La perte de la biodiversité engendre une diminution des services fournis aux hommes. Les premières populations touchées par la diminution de ces services (production alimentaire, bois, eau) sont malheureusement souvent des populations pauvres moins à même de s’adapter à ces changements. Cette perte de la biodiversité se ressent également sur la quantité et la qualité des services fournis aux hommes évoqués ci-dessus.

La protection de la biodiversité

Au niveau du territoire national de nombreuses associations de protection et de conservation de la nature et de la biodiversité sont recensées (Le Comité français de l’UICN, la Société Nationale pour la Protection de la Nature, France Nature Environnement, WWF, Fondation Nicolas Hulot, Ligue ROC, LPO, Les Réserves Naturelles de France, Les Espaces Naturels de France, etc.). De nombreuses institutions publiques ont également vocation à protéger la nature et la biodiversité en France : MEEDDAT, Muséum National d’Histoire Naturelle, l’ADEME, les Conseils Régionaux, le Fonds Français pour l’Environnement Mondial, le conservatoire du Littoral, les Parcs Naturels Régionaux et les Parcs Nationaux Français, etc.

En France, la Stratégie Nationale pour la Biodiversité adoptée en 2004 met en œuvre des actions afin « d’assurer la conservation et le bon fonctionnement des habitats naturels, des espèces sauvages et la diversité génétique des espèces » (http://www.ecologie.gouv.fr/-Strate...).

A l’échelle de l’Union Européenne, un vaste réseau de sites protégés (les sites Natura 2000) a été créé et plusieurs Directives réglementent la protection des espèces animales et végétales et l’occupation des sols.

Le principe de compensation biodiversité

La compensation est définie par le MEEDDAT comme étant ‘toute action qui permet de conserver la diversité biologique dans un état équivalent ou meilleur de celui qui a été observé avant la réalisation du projet de développement’. C’est un mécanisme qui concerne en général les projets d’aménagement ou de construction d’infrastructure.

La compensation ne doit être menée que dans le cas où des actions d’évitement et de réduction des atteintes portées à la nature ont déjà été réalisées en amont. La compensation biodiversité ne doit être utilisée que dans le cadre des dommages résiduels, c’est-à-dire un dommage qui persiste malgré les mesures d’évitement et de réduction des atteintes portées à la nature. S’il est jugé comme acceptable, le maître d’ouvrage doit procéder à une compensation biodiversité

Exemples de principe de compensation biodiversité

Dans les années 1970, des mécanismes de compensation ont été mis en place aux Etats-Unis sous le nom de Mitigations Banks ayant comme but la préservation des zones humides.

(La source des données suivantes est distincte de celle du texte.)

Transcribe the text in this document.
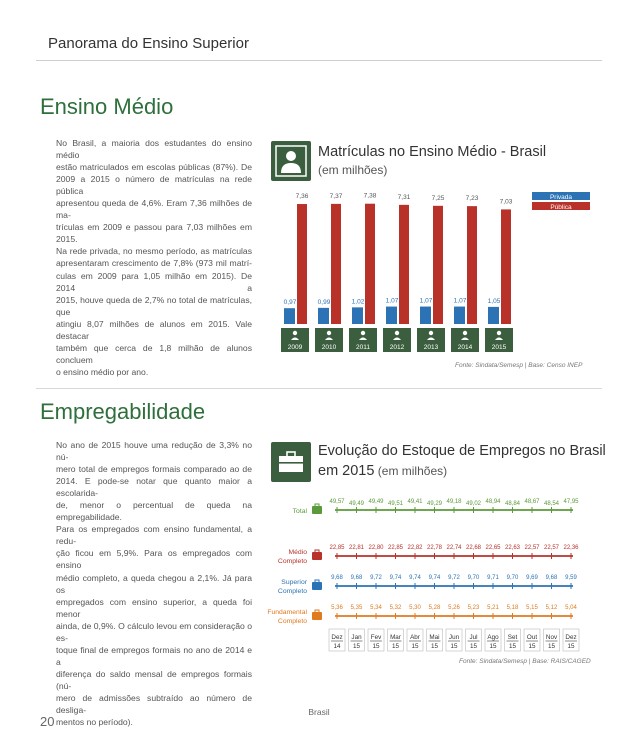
Panorama do Ensino Superior
Ensino Médio
No Brasil, a maioria dos estudantes do ensino médio
estão matriculados em escolas públicas (87%). De
2009 a 2015 o número de matrículas na rede pública
apresentou queda de 4,6%. Eram 7,36 milhões de ma-
trículas em 2009 e passou para 7,03 milhões em 2015.
Na rede privada, no mesmo período, as matrículas
apresentaram crescimento de 7,8% (973 mil matrí-
culas em 2009 para 1,05 milhão em 2015). De 2014 a
2015, houve queda de 2,7% no total de matrículas, que
atingiu 8,07 milhões de alunos em 2015. Vale destacar
também que cerca de 1,8 milhão de alunos concluem
o ensino médio por ano.
Matrículas no Ensino Médio - Brasil
(em milhões)
Privada
Pública
7,36
0,97
2009
7,37
0,99
2010
7,38
1,02
2011
7,31
1,07
2012
7,25
1,07
2013
7,23
1,07
2014
7,03
1,05
2015
Fonte: Sindata/Semesp | Base: Censo INEP
Empregabilidade
No ano de 2015 houve uma redução de 3,3% no nú-
mero total de empregos formais comparado ao de
2014. E pode-se notar que quanto maior a escolarida-
de, menor o percentual de queda na empregabilidade.
Para os empregados com ensino fundamental, a redu-
ção ficou em 5,9%. Para os empregados com ensino
médio completo, a queda chegou a 2,1%. Já para os
empregados com ensino superior, a queda foi menor
ainda, de 0,9%. O cálculo levou em consideração o es-
toque final de empregos formais no ano de 2014 e a
diferença do saldo mensal de empregos formais (nú-
mero de admissões subtraído ao número de desliga-
mentos no período).
Evolução do Estoque de Empregos no Brasil
em 2015 (em milhões)
Total
49,57 49,49 49,49 49,51 49,41 49,29 49,18 49,02 48,94 48,84 48,67 48,54 47,95
Médio
Completo
22,85 22,81 22,80 22,85 22,82 22,78 22,74 22,68 22,65 22,63 22,57 22,57 22,36
Superior
Completo
9,68 9,68 9,72 9,74 9,74 9,74 9,72 9,70 9,71 9,70 9,69 9,68 9,59
Fundamental
Completo
5,36 5,35 5,34 5,32 5,30 5,28 5,26 5,23 5,21 5,18 5,15 5,12 5,04
Dez
14
Jan
15
Fev
15
Mar
15
Abr
15
Mai
15
Jun
15
Jul
15
Ago
15
Set
15
Out
15
Nov
15
Dez
15
Fonte: Sindata/Semesp | Base: RAIS/CAGED
20
Brasil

La protection des espèces et de leur habitat est assurée par un principe de compensation nommé Conservation Bank. Il en existe 75 et la plupart se trouvent en Californie.

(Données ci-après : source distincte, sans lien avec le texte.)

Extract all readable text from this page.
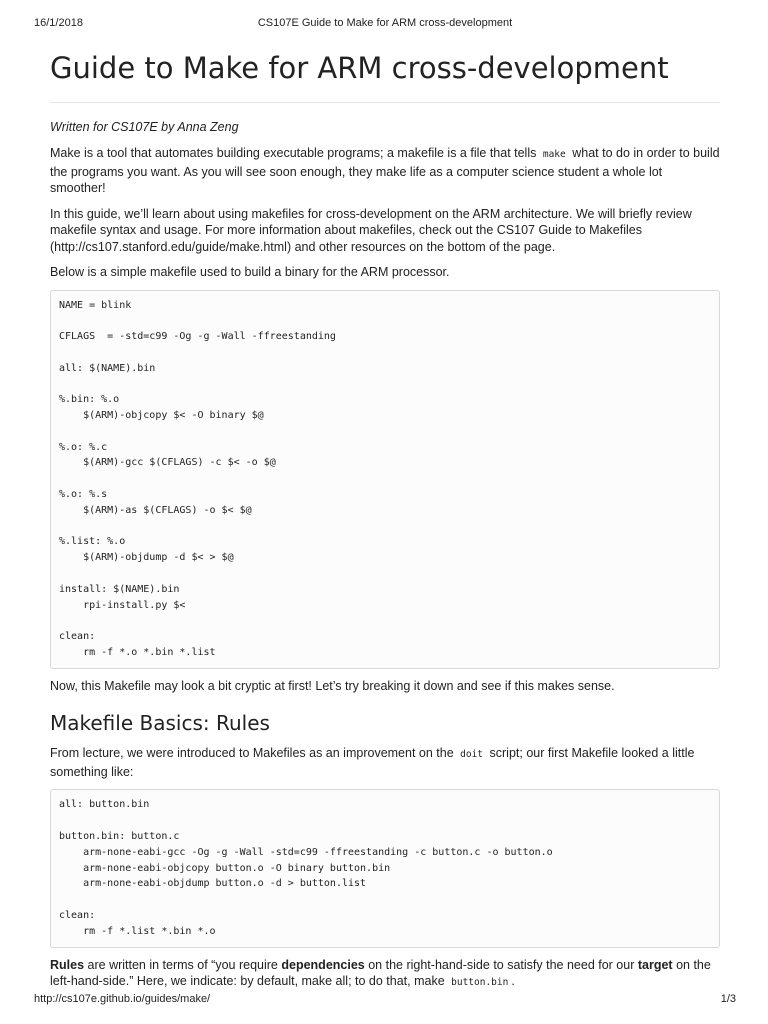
16/1/2018	CS107E Guide to Make for ARM cross-development
Guide to Make for ARM cross-development
Written for CS107E by Anna Zeng

Make is a tool that automates building executable programs; a makefile is a file that tells make what to do in order to build the programs you want. As you will see soon enough, they make life as a computer science student a whole lot smoother!

In this guide, we’ll learn about using makefiles for cross-development on the ARM architecture. We will briefly review makefile syntax and usage. For more information about makefiles, check out the CS107 Guide to Makefiles (http://cs107.stanford.edu/guide/make.html) and other resources on the bottom of the page.

Below is a simple makefile used to build a binary for the ARM processor.

NAME = blink

CFLAGS  = -std=c99 -Og -g -Wall -ffreestanding

all: $(NAME).bin

%.bin: %.o
$(ARM)-objcopy $< -O binary $@

%.o: %.c
$(ARM)-gcc $(CFLAGS) -c $< -o $@

%.o: %.s
$(ARM)-as $(CFLAGS) -o $< $@

%.list: %.o
$(ARM)-objdump -d $< > $@

install: $(NAME).bin
rpi-install.py $<

clean:
rm -f *.o *.bin *.list

Now, this Makefile may look a bit cryptic at first! Let’s try breaking it down and see if this makes sense.

Makefile Basics: Rules

From lecture, we were introduced to Makefiles as an improvement on the doit script; our first Makefile looked a little something like:

all: button.bin

button.bin: button.c
arm-none-eabi-gcc -Og -g -Wall -std=c99 -ffreestanding -c button.c -o button.o
arm-none-eabi-objcopy button.o -O binary button.bin
arm-none-eabi-objdump button.o -d > button.list

clean:
rm -f *.list *.bin *.o

Rules are written in terms of “you require dependencies on the right-hand-side to satisfy the need for our target on the left-hand-side.” Here, we indicate: by default, make all; to do that, make button.bin .

http://cs107e.github.io/guides/make/	1/3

Depuis 2006, la France « s’est associée à la Société Forestière et la Caisse des Dépôts et Consignations pour étudier la possible transposition des principes de Mitigations et de Conservation Banks réalisés aux Etats-Unis dans le cadre biologique français ».

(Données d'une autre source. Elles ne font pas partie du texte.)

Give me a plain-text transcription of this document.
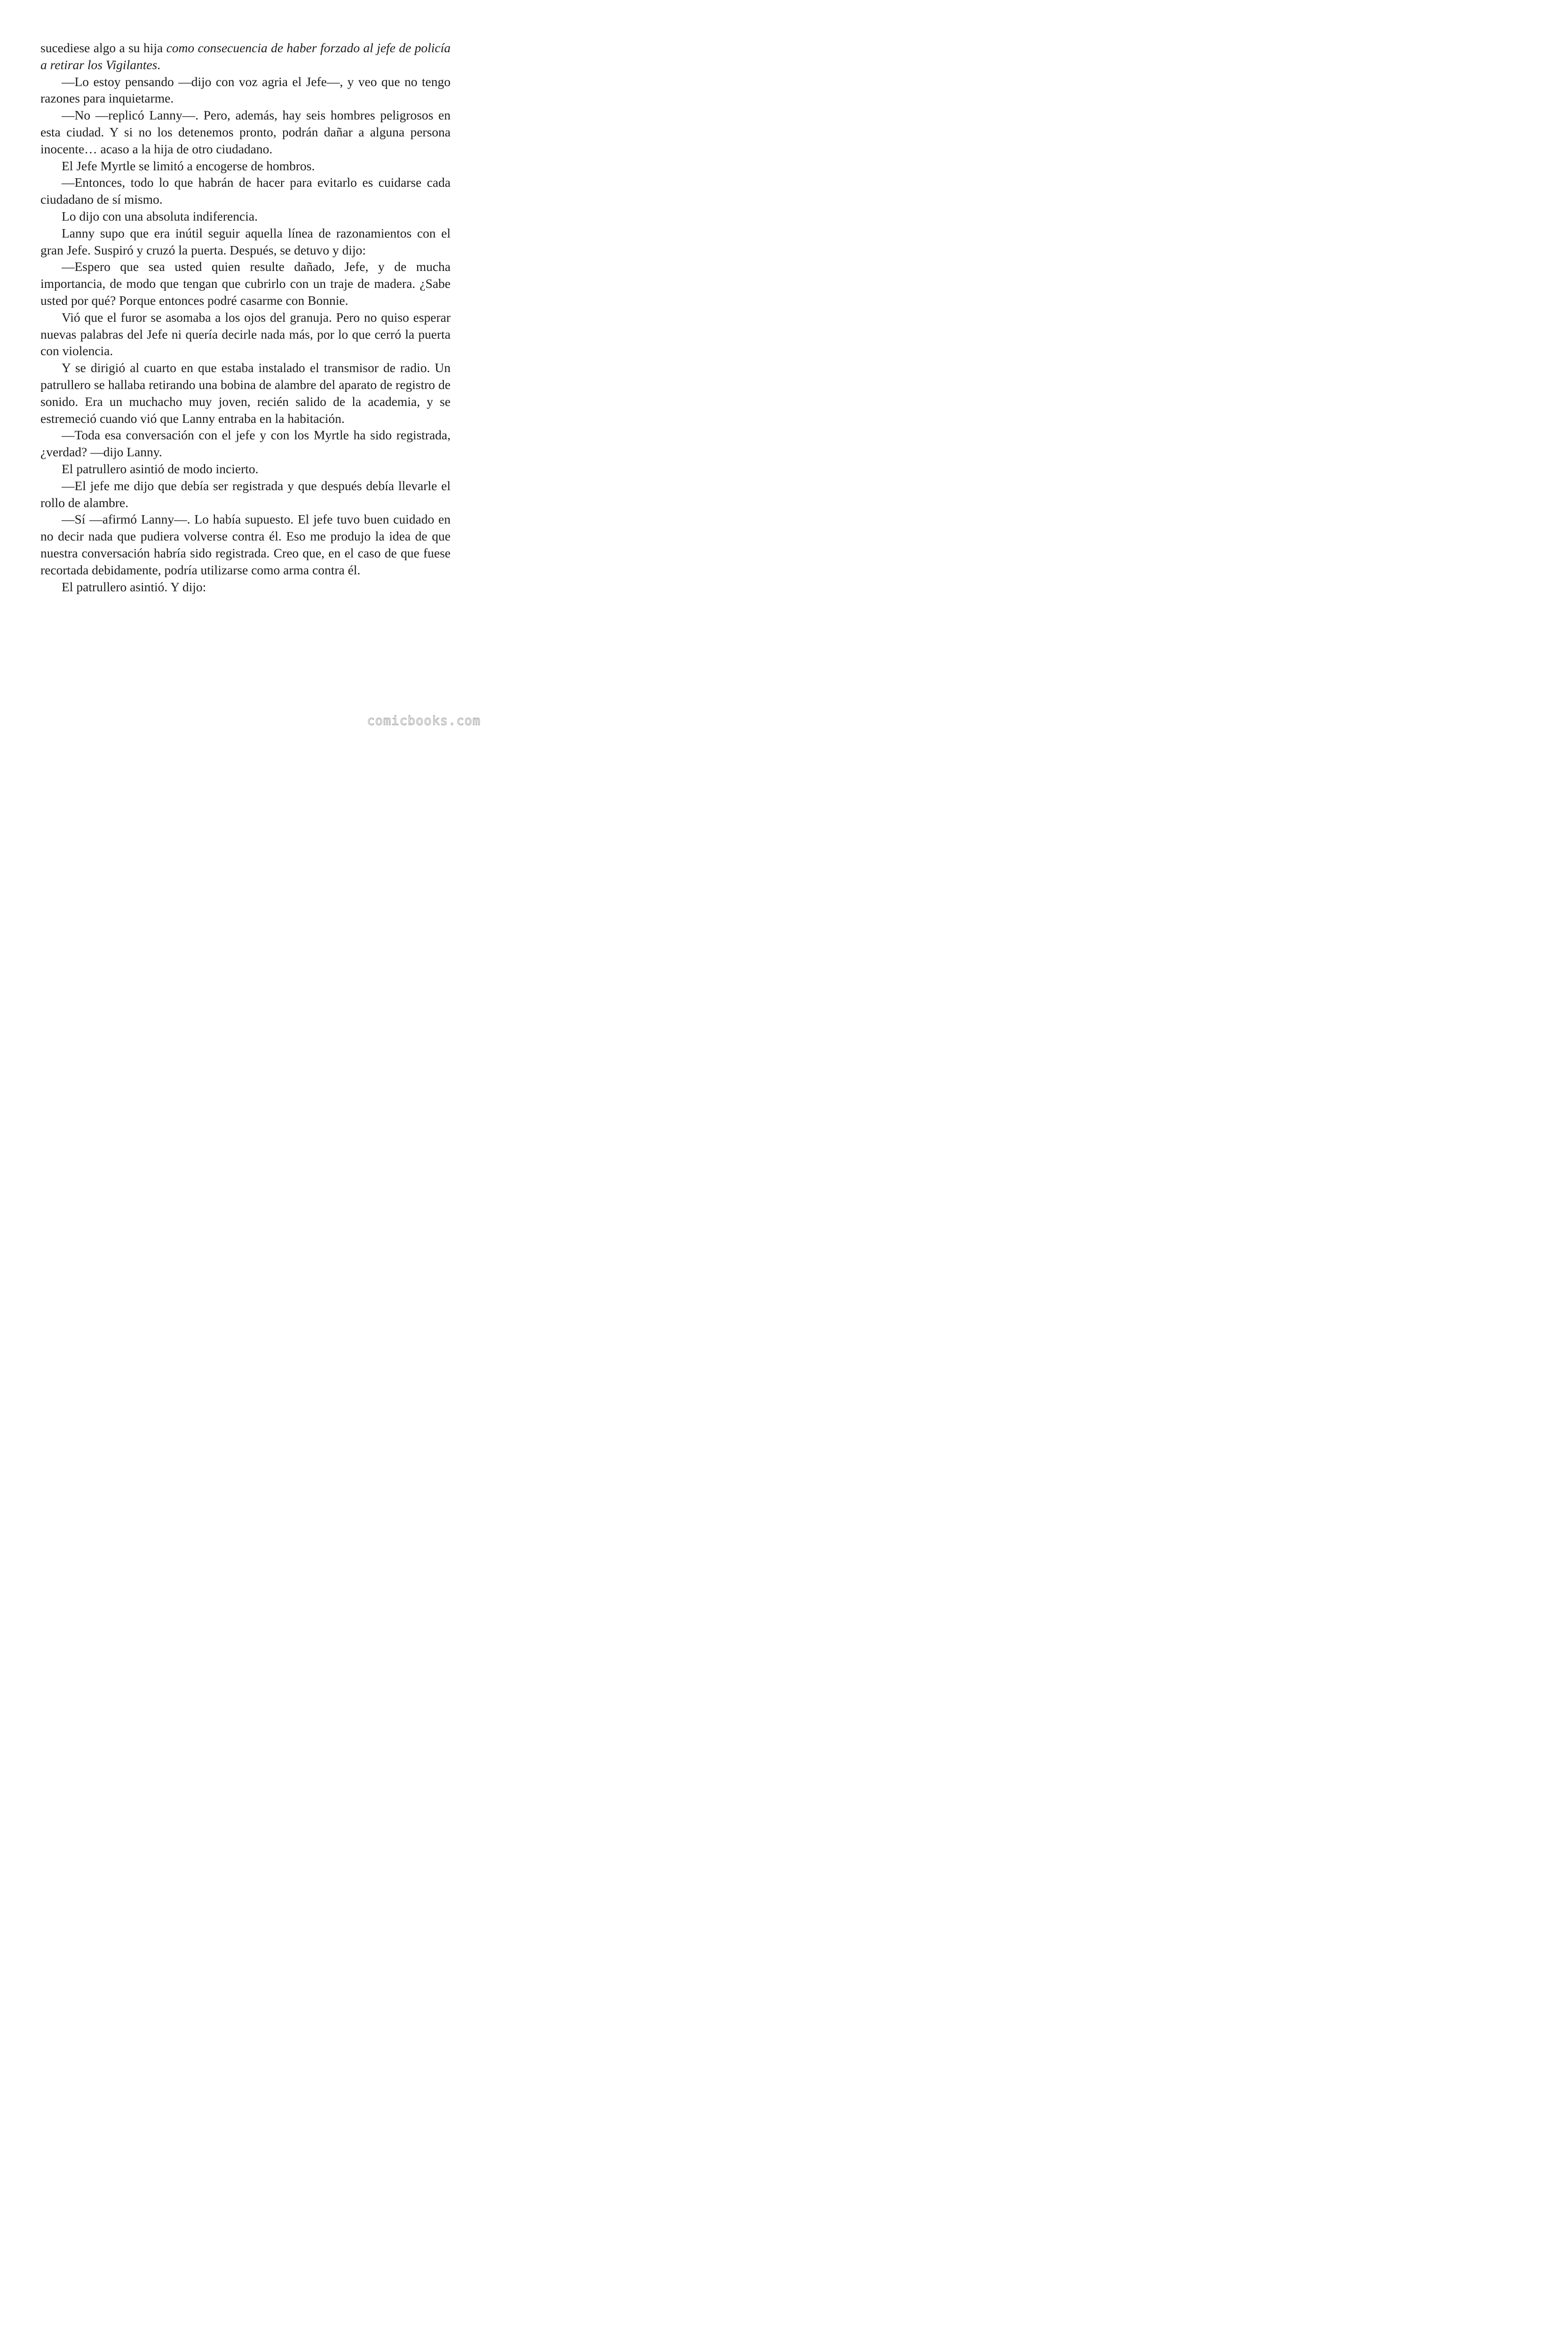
sucediese algo a su hija como consecuencia de haber forzado al jefe de policía a retirar los Vigilantes.

—Lo estoy pensando —dijo con voz agria el Jefe—, y veo que no tengo razones para inquietarme.

—No —replicó Lanny—. Pero, además, hay seis hombres peligrosos en esta ciudad. Y si no los detenemos pronto, podrán dañar a alguna persona inocente… acaso a la hija de otro ciudadano.

El Jefe Myrtle se limitó a encogerse de hombros.

—Entonces, todo lo que habrán de hacer para evitarlo es cuidarse cada ciudadano de sí mismo.

Lo dijo con una absoluta indiferencia.

Lanny supo que era inútil seguir aquella línea de razonamientos con el gran Jefe. Suspiró y cruzó la puerta. Después, se detuvo y dijo:

—Espero que sea usted quien resulte dañado, Jefe, y de mucha importancia, de modo que tengan que cubrirlo con un traje de madera. ¿Sabe usted por qué? Porque entonces podré casarme con Bonnie.

Vió que el furor se asomaba a los ojos del granuja. Pero no quiso esperar nuevas palabras del Jefe ni quería decirle nada más, por lo que cerró la puerta con violencia.

Y se dirigió al cuarto en que estaba instalado el transmisor de radio. Un patrullero se hallaba retirando una bobina de alambre del aparato de registro de sonido. Era un muchacho muy joven, recién salido de la academia, y se estremeció cuando vió que Lanny entraba en la habitación.

—Toda esa conversación con el jefe y con los Myrtle ha sido registrada, ¿verdad? —dijo Lanny.

El patrullero asintió de modo incierto.

—El jefe me dijo que debía ser registrada y que después debía llevarle el rollo de alambre.

—Sí —afirmó Lanny—. Lo había supuesto. El jefe tuvo buen cuidado en no decir nada que pudiera volverse contra él. Eso me produjo la idea de que nuestra conversación habría sido registrada. Creo que, en el caso de que fuese recortada debidamente, podría utilizarse como arma contra él.

El patrullero asintió. Y dijo:

comicbooks.com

D’autres pays peuvent servir d’exemple dans le domaine de la compensation biodiversité : les Pays-Bas avec un cadre réglementaire strict qui prévoit des dédommagements financiers en cas d’atteinte à la nature. L’Australie quant à elle a mis en place des Biobanques en 2006, sur le principe d’allocation aux propriétaires terriens de crédits biodiversité pour mener des actions en faveur de la préservation de la biodiversité.

Sources

  • Site du MEEDDAT (Ministère de l’Écologie, de l’Énergie, du Développement Durable et de l’Aménagement du Territoire)
  • Convention sur la Diversité Biologique de 1992, Décision du Conseil 93/626/CEE, du 25 octobre 1993.
  • « Biodiversité – le Consensus Scientifique », résumé du rapport de l’Évaluation des Écosystème pour le Millénaire. Version intégrale du rapport (en anglais) téléchargeable sur http://www.millenniumassessment.org/.
  • Conférence de l’IFORE ‘Relever le défi de la biodiversité – les eaux’.